Season one consists of one pilot episode, packed with underwater and topside must-sees from all 180 miles of the Florida Keys. Season two has already been picked up, with eight more episodes set to start airing in March 2023.
On Becoming a Host
When he was giving a presentation at a Divers Direct retail location, Billips crossed paths with the team behind “Scuba Nation,” a show that started in 2012 and ran for 12 seasons. The crew filmed his talk, which led to Billips offering his dive center and boats for future episodes—even guest hosting several episodes. When that show ran its course, with the team going in different directions, executive producer Mike Zimmer had a short list of people he wanted in front of the camera—and Billips was at the top.
His Favorite Moment
“Introducing the next generation to the underwater world is huge to me,” says Billips, father to a 9-year-old boy.
Part of episode one highlights the family-friendly nature of the Keys’ reefs. The crew interviewed families after a dive and interacted with the kids underwater.
The hard part?
“It’s tough to get kids’ faces to light up about anything that isn’t on a screen, but we got to see it in the water!”
The Biggest Challenge
“Filming underwater is nothing like filming on dry land where you can say, ‘Cut’ and ‘Do it again,’” says Billips.
Wrangling divers in the scene without being able to talk or get their attention long enough to read an underwater slate proved tricky. So, too, did trying to time filming with wildlife encounters.

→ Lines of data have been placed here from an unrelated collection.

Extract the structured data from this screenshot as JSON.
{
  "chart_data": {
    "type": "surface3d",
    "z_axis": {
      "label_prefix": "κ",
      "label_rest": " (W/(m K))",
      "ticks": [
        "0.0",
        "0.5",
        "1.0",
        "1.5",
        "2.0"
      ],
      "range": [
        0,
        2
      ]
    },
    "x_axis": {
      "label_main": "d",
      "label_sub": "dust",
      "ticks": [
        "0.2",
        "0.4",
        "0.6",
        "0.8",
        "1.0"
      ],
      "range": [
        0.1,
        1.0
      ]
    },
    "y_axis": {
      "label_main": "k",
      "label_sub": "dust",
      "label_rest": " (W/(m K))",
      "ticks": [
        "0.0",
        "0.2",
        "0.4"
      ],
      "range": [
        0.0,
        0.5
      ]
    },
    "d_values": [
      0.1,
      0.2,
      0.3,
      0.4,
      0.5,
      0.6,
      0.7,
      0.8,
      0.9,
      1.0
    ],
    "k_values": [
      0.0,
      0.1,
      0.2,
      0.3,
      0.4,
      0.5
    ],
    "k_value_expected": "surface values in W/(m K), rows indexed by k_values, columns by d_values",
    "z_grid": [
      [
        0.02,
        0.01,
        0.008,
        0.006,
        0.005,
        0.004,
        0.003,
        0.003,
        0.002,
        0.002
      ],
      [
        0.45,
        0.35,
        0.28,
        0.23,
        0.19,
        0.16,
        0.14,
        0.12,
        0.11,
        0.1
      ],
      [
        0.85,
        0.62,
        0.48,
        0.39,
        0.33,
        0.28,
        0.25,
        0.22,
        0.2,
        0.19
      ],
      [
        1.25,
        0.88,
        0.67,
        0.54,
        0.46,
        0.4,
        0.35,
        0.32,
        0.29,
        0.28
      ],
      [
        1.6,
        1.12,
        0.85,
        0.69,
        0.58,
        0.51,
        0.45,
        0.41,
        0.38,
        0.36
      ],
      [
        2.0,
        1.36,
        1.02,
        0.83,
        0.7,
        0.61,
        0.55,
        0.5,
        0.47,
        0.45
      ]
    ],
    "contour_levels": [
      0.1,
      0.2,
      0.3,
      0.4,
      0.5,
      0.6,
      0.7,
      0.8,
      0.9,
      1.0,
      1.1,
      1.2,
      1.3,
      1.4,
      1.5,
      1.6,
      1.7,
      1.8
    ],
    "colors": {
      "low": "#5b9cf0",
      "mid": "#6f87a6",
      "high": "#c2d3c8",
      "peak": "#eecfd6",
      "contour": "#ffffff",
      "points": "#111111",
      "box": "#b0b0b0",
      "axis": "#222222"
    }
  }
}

“‘Cut, do it again’ is not something you can say to a turtle,” he jokes.
Season Two Teasers
Billips is in talks with the Shark Week team to get the greenlight for an episode spotlighting one of the Key’s biggest—literally—mythical creatures.
In 2012, he worked with researchers from the University of Miami when they came to the Keys to tag bull sharks, finding one that defied expectation.
“They tried to weigh her but she maxed out the scale,” says Billips. “This fish was at least 300 pounds heavier than any other bull shark on record—she’s a monster.”
The kicker: They had run out of GPS tags at that point, so they could only tag her with a normal tag, making it harder to pinpoint her location. They did, at least, get to pull a DNA sample.
“Her DNA is in sharks caught all the way up to Cape Cod,” says Billips.
The show’s mission: find her again and swim with her.
“We know she’s out there,” says Billips.